I think that's an over-simplification, as

1. Canon is out to make a profit. If there's no profit in an update, it wouldn't happen.

2. Canon resources are limited. If there's more profit in something else, the update wouldn't happen.

As an example, the 20mm f/2.8 wasn't updated in >20 years. The FD 17mm wasn't updated to EF. Canon could have updated it, but chose not to. Maybe it's because there's no profit in the update, maybe because there's more money in other lenses, but bottom line it just didn't happen.

3. Canon can invest something that doesn't have a concrete plan such as 'lens X on date Y', such as new types of glass, new CAD tools, flashes, etc.

Not resting isn't the same as working on <existing lens> mk<current+1>


----------



## old-pr-pix (Jul 7, 2015)

CIPA tracks something they call "fitment" ratio, i.e. the number of lenses shipped for each body shipped. For years it has run around 1-1/2 to 1-2/3 lens per body. In other words, the vast majority of sales are body kitted with one or two lenses. All the other lenses made are going to a very select, demanding, but small group of users. Most people only care about the kit lenses - period.

Lenses can be thought of as multiple sub-systems - any one of which might be cause for an update. Optics, IS module, AF drive & control technology, materials/sealing/build, and manufacturing methods all come to mind as primary factors. Significant technology improvements, competitive advances, cost reduction opportunities and other market forces would be drivers.

We have seen evidence that Canon does do silent updates involving manufacturing methods without changing the lens formula and features. It seems clear that the most recent round of updates has been focused on getting the optics and manufacturing consistency "right" for higher resolution sensors. The next round might be targeted at faster, more accurate AF drive. (After all, out of focus high resolution shots are still blurry!) 

Likely there will be on-going manufacturing development to improve kit lenses and reduce costs. Releases of all the other lenses will be driven by profitability unless there is strong competitive pressure making some significant aspect of the current line-up obsolete. Lacking that, look for a 15 year cycle for updates.


----------



## Mt Spokane Photography (Jul 7, 2015)

old-pr-pix said:


> CIPA tracks something they call "fitment" ratio, i.e. the number of lenses shipped for each body shipped. For years it has run around 1-1/2 to 1-2/3 lens per body. In other words, the vast majority of sales are body kitted with one or two lenses. All the other lenses made are going to a very select, demanding, but small group of users. Most people only care about the kit lenses - period.
> 
> Lenses can be thought of as multiple sub-systems - any one of which might be cause for an update. Optics, IS module, AF drive & control technology, materials/sealing/build, and manufacturing methods all come to mind as primary factors. Significant technology improvements, competitive advances, cost reduction opportunities and other market forces would be drivers.
> 
> ...


----------



## Ozarker (Jul 8, 2015)

Antono Refa said:


> CanonFanBoy said:
> 
> 
> > Japanese manufacturing culture (ala Deming https://en.wikipedia.org/wiki/W._Edwards_Deming) is such that there is always and already work on improving processes and products. It is continuously ongoing. Release of new products depends more upon market demand vs profit potential (Return on investment). Design and improvement must march on continuously. No competitive company can afford to sit back and say, "This is good enough for now." Just look at what the Japanese automakers did to the Big Three in Detroit.
> ...



Items 1 and 2 you list I cover here: "Release of new products depends more upon market demand vs profit potential (Return on investment). Design and improvement must march on continuously.

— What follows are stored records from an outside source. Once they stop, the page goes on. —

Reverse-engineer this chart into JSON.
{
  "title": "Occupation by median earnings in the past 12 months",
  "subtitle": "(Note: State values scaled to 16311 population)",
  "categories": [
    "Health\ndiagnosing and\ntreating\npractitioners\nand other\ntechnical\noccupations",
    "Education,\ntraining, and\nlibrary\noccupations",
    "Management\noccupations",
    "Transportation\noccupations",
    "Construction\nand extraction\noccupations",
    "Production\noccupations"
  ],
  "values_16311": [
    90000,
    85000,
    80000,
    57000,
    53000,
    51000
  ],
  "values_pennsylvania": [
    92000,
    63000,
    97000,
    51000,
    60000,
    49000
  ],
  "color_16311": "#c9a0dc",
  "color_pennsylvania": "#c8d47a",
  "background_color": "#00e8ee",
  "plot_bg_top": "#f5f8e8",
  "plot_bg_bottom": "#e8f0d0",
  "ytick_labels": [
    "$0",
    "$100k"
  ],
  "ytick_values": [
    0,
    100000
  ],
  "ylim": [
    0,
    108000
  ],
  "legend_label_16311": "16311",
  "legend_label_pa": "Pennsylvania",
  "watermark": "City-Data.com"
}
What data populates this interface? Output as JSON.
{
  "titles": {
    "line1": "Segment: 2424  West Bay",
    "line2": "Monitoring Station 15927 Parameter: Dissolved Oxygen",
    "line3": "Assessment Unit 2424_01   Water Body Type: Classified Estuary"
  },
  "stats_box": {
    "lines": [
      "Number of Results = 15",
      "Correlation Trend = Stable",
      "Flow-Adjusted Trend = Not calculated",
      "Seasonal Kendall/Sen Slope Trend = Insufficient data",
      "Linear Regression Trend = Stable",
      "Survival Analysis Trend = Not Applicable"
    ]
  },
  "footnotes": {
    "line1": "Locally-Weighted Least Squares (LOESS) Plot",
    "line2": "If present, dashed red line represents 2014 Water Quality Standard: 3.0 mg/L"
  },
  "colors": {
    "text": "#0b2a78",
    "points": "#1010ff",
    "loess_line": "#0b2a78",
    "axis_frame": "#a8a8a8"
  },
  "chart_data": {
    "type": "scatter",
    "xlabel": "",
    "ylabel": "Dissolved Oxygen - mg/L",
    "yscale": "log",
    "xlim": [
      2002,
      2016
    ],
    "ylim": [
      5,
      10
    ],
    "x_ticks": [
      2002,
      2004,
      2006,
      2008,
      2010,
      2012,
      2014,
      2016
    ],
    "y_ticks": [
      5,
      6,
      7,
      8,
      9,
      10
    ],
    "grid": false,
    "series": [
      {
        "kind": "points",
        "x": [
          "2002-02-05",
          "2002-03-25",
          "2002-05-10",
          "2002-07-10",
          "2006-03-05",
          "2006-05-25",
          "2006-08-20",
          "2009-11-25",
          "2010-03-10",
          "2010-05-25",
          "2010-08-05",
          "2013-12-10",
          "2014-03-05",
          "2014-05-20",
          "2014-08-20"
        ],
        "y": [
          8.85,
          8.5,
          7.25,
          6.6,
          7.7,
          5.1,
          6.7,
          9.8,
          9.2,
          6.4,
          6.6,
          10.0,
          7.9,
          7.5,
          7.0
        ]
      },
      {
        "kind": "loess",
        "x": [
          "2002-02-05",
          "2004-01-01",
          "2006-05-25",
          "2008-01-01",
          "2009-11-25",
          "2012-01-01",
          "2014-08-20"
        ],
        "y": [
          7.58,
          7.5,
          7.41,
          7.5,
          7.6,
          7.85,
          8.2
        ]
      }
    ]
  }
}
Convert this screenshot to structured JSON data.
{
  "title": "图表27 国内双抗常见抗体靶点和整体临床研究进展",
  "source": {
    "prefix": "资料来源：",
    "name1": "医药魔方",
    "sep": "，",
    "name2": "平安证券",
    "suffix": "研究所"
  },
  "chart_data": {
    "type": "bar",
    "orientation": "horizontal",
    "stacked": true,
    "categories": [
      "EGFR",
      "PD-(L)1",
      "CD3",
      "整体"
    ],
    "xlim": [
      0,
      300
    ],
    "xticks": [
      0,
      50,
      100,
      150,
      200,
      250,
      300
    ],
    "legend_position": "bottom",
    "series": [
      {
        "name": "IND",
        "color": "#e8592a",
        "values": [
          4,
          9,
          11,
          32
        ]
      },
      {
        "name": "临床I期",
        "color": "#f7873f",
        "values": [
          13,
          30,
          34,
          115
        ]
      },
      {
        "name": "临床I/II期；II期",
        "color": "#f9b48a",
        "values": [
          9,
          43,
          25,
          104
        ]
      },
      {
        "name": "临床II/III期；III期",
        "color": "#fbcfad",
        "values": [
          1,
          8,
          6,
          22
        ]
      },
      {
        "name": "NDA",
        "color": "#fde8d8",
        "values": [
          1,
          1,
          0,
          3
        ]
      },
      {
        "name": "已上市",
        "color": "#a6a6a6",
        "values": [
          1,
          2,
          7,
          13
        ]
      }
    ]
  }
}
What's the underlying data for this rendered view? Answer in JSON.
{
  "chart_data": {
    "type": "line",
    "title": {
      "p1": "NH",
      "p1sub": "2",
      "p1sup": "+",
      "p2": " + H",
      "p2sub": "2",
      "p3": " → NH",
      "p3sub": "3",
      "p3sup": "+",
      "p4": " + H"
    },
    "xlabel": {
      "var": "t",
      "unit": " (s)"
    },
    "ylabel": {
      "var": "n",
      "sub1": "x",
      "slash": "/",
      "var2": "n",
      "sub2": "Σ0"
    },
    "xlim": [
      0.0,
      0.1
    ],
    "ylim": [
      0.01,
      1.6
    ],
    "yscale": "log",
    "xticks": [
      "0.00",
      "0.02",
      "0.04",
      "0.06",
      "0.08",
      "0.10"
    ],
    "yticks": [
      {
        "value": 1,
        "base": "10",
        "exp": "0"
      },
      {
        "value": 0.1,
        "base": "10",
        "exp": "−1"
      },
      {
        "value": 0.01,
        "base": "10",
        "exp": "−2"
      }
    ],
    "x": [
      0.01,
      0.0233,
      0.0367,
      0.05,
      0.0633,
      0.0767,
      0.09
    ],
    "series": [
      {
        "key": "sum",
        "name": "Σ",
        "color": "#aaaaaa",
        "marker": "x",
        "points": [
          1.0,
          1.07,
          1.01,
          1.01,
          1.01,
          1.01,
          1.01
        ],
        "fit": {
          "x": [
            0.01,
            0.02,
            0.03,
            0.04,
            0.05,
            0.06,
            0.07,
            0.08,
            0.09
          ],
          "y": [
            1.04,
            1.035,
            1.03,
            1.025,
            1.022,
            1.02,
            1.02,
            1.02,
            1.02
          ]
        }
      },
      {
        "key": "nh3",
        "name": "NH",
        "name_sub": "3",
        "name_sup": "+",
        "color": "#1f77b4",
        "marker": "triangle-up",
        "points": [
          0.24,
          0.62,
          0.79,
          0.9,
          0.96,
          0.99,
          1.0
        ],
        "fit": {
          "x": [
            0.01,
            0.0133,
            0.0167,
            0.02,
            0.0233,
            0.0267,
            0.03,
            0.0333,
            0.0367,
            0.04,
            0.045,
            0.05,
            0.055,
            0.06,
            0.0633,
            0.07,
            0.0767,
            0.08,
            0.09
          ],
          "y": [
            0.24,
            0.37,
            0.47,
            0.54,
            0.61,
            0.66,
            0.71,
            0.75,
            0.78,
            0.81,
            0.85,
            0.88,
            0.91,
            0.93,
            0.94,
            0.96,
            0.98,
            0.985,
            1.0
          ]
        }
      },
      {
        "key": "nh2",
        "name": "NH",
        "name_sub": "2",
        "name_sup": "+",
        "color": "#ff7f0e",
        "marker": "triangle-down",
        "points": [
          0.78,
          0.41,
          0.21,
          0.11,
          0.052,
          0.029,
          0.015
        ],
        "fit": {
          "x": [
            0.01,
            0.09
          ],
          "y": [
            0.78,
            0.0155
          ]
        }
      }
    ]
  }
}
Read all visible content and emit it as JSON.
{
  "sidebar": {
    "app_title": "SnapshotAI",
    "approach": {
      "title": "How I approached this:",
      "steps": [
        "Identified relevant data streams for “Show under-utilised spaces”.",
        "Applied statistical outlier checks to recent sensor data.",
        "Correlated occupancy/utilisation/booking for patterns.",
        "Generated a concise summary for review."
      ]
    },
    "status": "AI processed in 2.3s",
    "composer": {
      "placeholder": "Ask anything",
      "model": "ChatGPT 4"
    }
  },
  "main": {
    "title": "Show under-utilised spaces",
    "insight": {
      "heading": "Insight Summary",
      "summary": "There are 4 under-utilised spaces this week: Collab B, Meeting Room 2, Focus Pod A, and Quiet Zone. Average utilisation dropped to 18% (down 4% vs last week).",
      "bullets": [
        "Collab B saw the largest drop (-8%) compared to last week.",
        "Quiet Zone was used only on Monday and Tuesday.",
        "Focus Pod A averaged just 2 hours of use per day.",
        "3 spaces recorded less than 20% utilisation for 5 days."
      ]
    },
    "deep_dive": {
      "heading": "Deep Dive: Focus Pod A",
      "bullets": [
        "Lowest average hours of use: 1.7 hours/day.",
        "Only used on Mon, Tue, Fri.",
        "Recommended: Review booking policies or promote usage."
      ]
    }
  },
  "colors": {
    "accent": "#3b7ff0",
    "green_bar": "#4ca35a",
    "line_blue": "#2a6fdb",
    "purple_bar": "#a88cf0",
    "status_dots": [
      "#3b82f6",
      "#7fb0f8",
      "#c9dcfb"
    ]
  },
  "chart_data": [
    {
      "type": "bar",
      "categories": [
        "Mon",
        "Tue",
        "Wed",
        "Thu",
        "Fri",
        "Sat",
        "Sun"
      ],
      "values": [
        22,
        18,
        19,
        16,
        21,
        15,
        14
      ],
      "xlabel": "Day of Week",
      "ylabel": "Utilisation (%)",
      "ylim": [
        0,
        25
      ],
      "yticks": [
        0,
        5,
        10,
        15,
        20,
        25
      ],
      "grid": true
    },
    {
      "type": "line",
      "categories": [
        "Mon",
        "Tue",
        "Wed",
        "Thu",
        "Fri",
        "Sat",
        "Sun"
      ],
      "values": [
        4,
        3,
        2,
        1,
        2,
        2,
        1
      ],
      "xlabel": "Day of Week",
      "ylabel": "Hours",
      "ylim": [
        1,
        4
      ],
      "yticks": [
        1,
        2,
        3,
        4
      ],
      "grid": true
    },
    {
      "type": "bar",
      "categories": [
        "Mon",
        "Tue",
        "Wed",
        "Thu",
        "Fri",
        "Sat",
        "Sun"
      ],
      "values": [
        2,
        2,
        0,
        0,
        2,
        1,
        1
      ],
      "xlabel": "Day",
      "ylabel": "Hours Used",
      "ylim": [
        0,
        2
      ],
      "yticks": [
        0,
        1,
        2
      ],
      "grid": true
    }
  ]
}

Item 3: Canon continuously invests in innovation... better ways to grind glass, process improvements, etc...

"Not resting isn't the same as working on <existing lens> mk<current+1>" Product improvement is always happening. Whether an improvement manifests itself a <existing lens> mk <current +1> or as a completely new lens model makes no difference. Engineers at Canon are not sitting round playing checkers because they've got the lens crop so right that they can wait a few years to go back to work.

I fail to see what you see as oversimplification. How complex shall I make my statement? Statistical Process Control, Kaisen, and Continuous Improvement of processes and products is not simple. If you really think that nobody is working on something to improve the Canon EF 400mm f/2.8L mkII and all other lenses at this very moment... you are wrong. And if not the lens as a whole, then working on some component, coating, manufacturing process, glass, motor, weather sealing doo-dad, paint application process, etc. Yup, Canon's resources are limited. Every company's resources are. So it behooves them to continuously improve and to keep the already paid for engineers hard at work.


----------